The Liberals now have a candidate in the B.C. riding of Vancouver Granville, where their biggest rival will be someone they once called their own.
Taleeb Noormohamed, a 42-year-old tech entrepreneur, has been acclaimed as the Liberal vying to unseat Jody Wilson-Raybould, the former justice minister now seeking re-election as an Independent candidate.
Wilson-Raybould, who won the seat for the Liberals as a star candidate with about 44 per cent of the vote in 2015, rocked the Trudeau government earlier this year with allegations that she had been improperly pressured to end a criminal prosecution of SNC-Lavalin.
The controversy, which saw her resign from cabinet and ousted from the Liberal caucus, sent the party into a tailspin, from which its fortunes have not fully recovered.
Trudeau has maintained that no one did anything wrong in exploring a deferred prosecution agreement, as allowed by law, for the Montreal-based engineering firm.
Noormohamed says he wants to focus his campaign on local issues such as housing, transit and climate change, which he says he is hearing about a lot more than SNC-Lavalin.
“I think that most people are focused on the future,” he says.
The New Democrats, who placed second with about 27 per cent of the vote in 2015, chose climate activist Yvonne Hanson as their candidate.
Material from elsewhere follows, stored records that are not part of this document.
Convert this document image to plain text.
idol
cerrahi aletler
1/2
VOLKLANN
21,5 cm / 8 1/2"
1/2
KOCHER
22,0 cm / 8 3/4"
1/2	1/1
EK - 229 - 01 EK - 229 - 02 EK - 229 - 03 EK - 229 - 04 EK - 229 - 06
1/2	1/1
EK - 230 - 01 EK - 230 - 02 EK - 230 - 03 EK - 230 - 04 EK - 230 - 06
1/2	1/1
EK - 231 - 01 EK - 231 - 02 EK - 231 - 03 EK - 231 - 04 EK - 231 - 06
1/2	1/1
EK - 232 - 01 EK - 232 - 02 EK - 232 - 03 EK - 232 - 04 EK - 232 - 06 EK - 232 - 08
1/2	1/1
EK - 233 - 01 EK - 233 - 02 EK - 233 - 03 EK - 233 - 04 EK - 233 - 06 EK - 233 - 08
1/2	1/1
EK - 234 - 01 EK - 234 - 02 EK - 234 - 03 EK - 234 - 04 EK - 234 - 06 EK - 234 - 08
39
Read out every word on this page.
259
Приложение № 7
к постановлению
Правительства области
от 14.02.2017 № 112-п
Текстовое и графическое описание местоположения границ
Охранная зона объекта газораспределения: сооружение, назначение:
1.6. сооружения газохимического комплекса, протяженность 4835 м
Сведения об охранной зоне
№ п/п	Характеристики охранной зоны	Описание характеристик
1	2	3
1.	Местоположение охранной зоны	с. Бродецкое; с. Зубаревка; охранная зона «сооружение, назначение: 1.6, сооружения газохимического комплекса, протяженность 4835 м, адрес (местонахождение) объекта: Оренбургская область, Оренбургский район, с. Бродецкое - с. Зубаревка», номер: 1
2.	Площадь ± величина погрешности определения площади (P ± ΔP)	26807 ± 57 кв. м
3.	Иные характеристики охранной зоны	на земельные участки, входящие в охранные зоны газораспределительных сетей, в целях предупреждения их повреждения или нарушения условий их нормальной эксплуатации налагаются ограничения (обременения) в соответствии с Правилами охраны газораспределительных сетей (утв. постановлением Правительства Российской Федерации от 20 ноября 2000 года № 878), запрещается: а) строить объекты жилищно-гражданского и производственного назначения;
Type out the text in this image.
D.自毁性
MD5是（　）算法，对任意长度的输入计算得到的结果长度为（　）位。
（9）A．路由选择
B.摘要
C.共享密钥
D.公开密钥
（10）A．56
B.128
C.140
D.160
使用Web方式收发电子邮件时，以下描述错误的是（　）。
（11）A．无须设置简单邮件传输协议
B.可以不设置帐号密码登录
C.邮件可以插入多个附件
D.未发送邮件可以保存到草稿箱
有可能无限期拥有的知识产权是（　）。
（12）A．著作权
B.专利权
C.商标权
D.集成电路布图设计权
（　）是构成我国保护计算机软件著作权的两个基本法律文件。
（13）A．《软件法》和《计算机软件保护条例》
Zach Segal, a former political staffer in Ottawa, is running for the Conservatives.
The Green candidate is Louise Boutin, a realtor, and Naomi Chocyk, a one-time constituency staffer to Wilson-Raybould, is running for the People’s Party of Canada.
Noormohamed, who saw some of his campaign signs defaced when he ran unsuccessfully for the Liberals in North Vancouver in 2011, says he also wants to talk about the importance of guarding against racism.
“I think people here are very concerned that we make sure that we, all of us who are going to be engaging in the debate and the dialogue, do not turn our backs on the whole idea of pluralism and the incredible value that diversity brings to this country,” said Noormohamed, whose parents immigrated from East Africa in the 1970s.